The file-swapping company lays off 10 percent of its employees as its long-running copyright battle plays on and its subscription service sits on standby.

John Borland Staff Writer, CNET News.com
John Borland
covers the intersection of digital entertainment and broadband.
John Borland
2 min read
File-swapping company Napster laid off 10 percent of its staff this week, as it struggles to stay afloat without significant sources of revenue.

The company had hoped to settle its long-running copyright battles with the major record labels by now, paving the way for it to launch its subscription service this month. Instead, negotiations have proved rocky, and the company is back in court without a clear path to settlement in sight.

"In order to see this through the long haul, we needed to make moderate and temporary staffing reductions which resulted in a 10 percent cut," Chief Executive Konrad Hilbers said in a statement. "We intend to fill these positions once we are closer to launch."

Once the hottest service on the Internet, Napster shuttered its popular song-swapping service last July after losing successive court battles that would have kept it open. Its planned subscription service requires it to win permission from record labels to distribute their music.

The company has already launched a limited public test version, using independent-label music to which it has already won the rights, to demonstrate how the new service will work. But Hilbers has said he does not want to open the doors to the general public until he settles the disputes with all or most of the Big Five music labels: BMG Entertainment, EMI Recorded Music, Sony Music Entertainment, Universal Music Group and Warner Music Group.

The long-running court case has taken a new twist in recent weeks as federal judge Marilyn Hall Patel has turned some potentially uncomfortable scrutiny on the record labels as well as Napster. Last month she ordered a review of the labels' ownership of songs they said have been stolen through Napster, and she began looking into whether the music conglomerates' online activities have treaded into sticky antitrust territory.

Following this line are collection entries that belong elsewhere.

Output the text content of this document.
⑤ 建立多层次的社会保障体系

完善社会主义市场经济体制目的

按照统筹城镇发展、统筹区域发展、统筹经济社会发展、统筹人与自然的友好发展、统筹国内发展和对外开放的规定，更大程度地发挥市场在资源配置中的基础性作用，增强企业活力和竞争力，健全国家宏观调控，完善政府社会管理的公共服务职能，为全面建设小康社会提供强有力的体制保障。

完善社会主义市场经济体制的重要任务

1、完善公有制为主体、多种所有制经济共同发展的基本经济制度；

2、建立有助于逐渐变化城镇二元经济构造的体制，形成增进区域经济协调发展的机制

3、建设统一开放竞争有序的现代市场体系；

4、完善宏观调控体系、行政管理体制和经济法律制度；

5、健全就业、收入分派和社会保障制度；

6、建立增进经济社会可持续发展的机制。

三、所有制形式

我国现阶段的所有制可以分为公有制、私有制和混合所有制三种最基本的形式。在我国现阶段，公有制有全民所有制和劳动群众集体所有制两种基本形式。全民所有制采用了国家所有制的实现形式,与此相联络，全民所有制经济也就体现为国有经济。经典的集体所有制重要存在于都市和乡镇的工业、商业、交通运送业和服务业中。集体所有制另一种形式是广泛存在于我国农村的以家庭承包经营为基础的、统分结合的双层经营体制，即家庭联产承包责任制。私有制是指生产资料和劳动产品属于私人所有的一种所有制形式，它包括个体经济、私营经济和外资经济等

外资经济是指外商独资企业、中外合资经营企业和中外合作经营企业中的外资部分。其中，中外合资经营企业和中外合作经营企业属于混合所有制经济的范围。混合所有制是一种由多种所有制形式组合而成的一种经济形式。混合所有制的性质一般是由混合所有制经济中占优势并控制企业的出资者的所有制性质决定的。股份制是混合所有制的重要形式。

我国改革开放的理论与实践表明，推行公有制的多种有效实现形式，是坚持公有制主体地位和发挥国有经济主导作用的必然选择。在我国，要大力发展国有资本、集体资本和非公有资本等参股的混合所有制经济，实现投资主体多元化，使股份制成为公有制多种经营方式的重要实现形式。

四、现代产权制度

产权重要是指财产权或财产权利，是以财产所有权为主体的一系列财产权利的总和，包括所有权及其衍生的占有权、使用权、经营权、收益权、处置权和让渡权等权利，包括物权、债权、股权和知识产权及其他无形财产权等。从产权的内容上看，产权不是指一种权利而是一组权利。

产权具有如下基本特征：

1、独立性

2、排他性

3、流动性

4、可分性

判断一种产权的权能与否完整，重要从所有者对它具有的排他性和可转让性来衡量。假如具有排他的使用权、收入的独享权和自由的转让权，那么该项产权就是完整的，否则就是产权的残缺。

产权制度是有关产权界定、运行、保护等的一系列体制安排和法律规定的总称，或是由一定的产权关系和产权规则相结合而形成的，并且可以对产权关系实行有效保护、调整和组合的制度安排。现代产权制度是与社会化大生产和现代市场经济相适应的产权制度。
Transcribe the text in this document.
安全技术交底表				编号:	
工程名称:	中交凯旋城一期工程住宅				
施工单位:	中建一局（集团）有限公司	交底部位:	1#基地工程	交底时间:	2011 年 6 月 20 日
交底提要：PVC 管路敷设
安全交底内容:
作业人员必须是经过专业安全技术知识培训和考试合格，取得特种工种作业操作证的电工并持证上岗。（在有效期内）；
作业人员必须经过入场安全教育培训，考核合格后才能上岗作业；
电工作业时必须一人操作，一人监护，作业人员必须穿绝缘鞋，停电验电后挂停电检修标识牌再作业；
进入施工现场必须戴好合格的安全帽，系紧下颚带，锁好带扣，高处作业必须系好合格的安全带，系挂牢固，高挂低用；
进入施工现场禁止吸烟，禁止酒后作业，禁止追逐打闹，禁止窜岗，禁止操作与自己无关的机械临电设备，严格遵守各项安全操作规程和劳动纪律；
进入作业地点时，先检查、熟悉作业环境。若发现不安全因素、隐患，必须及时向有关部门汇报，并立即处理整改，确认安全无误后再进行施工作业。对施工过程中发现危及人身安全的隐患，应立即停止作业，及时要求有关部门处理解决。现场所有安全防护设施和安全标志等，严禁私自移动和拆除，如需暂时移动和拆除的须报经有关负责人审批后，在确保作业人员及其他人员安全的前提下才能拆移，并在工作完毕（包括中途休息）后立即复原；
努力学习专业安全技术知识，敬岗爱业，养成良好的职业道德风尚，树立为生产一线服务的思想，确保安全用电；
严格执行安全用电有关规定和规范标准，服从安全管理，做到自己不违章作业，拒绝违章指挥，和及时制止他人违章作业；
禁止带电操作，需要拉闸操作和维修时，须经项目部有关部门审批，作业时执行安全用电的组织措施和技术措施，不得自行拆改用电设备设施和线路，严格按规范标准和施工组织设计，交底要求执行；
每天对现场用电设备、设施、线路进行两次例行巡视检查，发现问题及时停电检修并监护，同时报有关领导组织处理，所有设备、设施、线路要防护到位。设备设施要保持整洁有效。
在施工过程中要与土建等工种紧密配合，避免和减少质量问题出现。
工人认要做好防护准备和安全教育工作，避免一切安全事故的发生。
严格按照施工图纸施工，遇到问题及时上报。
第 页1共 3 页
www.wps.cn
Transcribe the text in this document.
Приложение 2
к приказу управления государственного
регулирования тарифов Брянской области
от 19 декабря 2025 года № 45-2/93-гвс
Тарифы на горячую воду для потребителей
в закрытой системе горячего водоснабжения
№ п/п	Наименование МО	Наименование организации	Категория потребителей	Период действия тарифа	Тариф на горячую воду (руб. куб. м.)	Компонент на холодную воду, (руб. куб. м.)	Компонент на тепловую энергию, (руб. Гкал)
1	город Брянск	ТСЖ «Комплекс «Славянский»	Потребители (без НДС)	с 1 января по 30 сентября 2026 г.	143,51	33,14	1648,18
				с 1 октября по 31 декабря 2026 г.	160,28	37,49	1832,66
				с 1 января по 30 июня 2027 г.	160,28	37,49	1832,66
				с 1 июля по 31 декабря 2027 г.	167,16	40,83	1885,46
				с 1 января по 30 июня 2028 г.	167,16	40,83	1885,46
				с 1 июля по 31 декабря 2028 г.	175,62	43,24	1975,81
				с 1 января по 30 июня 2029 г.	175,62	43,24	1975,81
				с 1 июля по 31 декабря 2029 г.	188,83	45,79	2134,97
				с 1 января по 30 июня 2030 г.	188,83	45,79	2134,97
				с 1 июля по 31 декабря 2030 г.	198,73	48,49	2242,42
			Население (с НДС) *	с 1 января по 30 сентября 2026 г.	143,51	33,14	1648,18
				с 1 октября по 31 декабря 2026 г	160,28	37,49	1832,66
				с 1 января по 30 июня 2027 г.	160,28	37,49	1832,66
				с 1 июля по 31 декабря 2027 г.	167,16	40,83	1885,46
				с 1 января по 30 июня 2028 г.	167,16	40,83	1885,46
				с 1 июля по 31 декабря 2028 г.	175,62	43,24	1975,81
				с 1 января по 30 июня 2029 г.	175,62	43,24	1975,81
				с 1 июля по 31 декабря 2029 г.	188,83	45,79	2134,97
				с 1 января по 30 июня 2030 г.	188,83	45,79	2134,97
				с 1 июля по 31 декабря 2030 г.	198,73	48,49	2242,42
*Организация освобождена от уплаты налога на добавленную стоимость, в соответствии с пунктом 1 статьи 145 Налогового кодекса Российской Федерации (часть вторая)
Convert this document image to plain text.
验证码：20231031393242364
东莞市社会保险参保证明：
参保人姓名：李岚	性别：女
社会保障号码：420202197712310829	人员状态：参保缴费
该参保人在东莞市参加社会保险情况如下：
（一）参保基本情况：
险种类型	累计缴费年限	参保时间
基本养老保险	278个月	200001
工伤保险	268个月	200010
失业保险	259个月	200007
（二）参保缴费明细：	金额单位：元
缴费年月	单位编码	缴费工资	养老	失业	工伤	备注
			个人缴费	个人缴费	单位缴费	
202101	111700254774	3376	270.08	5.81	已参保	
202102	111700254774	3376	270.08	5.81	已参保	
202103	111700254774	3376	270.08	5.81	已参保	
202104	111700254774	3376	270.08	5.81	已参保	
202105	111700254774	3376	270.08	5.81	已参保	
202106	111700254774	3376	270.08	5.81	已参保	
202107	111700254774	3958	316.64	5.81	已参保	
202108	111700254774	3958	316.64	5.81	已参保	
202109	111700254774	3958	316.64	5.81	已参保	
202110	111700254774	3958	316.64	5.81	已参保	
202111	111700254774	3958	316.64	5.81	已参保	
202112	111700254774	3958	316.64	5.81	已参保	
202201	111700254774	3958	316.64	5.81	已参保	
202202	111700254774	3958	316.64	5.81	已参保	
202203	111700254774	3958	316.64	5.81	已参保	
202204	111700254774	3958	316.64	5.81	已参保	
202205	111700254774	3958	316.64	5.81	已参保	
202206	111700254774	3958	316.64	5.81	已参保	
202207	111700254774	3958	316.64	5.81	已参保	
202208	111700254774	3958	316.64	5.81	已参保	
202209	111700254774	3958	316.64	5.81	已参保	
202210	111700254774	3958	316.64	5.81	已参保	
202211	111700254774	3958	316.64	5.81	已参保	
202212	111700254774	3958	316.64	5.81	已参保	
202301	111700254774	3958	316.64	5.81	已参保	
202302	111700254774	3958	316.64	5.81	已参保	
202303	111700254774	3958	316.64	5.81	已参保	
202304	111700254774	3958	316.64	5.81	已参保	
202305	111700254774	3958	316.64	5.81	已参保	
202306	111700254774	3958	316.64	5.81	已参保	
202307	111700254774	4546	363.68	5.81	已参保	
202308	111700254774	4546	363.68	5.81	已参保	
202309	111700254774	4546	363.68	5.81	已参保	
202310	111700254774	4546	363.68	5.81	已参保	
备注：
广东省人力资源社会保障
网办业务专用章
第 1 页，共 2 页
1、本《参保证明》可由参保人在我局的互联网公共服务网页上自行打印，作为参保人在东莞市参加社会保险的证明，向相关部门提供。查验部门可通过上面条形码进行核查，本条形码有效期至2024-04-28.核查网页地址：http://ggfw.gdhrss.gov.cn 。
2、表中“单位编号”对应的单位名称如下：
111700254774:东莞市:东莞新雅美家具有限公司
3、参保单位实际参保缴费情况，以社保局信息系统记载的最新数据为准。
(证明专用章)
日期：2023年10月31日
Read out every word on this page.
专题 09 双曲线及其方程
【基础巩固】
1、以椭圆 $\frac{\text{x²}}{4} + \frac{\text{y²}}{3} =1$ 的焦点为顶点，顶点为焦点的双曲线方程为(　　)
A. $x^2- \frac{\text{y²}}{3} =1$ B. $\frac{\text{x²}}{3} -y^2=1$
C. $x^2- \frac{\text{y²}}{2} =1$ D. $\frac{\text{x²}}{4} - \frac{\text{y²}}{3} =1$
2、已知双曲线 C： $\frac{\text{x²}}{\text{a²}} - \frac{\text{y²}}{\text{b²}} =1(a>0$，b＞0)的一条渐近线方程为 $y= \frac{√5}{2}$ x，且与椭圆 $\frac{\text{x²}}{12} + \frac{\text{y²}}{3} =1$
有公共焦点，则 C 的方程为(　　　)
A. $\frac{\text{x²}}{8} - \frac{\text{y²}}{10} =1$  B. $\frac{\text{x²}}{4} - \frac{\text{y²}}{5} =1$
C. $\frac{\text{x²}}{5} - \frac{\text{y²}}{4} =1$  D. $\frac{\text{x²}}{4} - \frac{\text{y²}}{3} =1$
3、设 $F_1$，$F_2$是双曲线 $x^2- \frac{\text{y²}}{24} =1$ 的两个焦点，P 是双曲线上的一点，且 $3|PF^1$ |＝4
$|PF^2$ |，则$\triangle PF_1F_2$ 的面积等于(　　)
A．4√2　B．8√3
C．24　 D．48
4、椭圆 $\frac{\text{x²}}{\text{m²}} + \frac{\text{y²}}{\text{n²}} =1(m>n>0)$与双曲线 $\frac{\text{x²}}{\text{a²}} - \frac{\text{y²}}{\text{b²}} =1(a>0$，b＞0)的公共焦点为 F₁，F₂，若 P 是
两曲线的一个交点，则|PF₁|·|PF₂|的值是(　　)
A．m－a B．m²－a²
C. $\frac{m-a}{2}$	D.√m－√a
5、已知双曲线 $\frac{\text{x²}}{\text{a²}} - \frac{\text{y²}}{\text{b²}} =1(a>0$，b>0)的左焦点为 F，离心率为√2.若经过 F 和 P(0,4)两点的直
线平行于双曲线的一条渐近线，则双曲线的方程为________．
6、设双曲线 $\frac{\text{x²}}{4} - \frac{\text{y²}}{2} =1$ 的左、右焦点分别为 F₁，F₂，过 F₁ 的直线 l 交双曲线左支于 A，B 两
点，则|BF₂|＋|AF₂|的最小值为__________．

Meanwhile, Napster is in the awkward position of burning through cash without the ability to make money from its new service. Its operations for the last year have been almost wholly funded by German conglomerate Bertelsmann, owner of BMG Entertainment.

Hilbers has said in the past that the cash flow is not endless. Napster went through another round of layoffs in October, cutting about 15 percent of its staff.

"Bertelsmann remains committed to the new Napster service and will continue to fund us accordingly through launch," Hilbers said.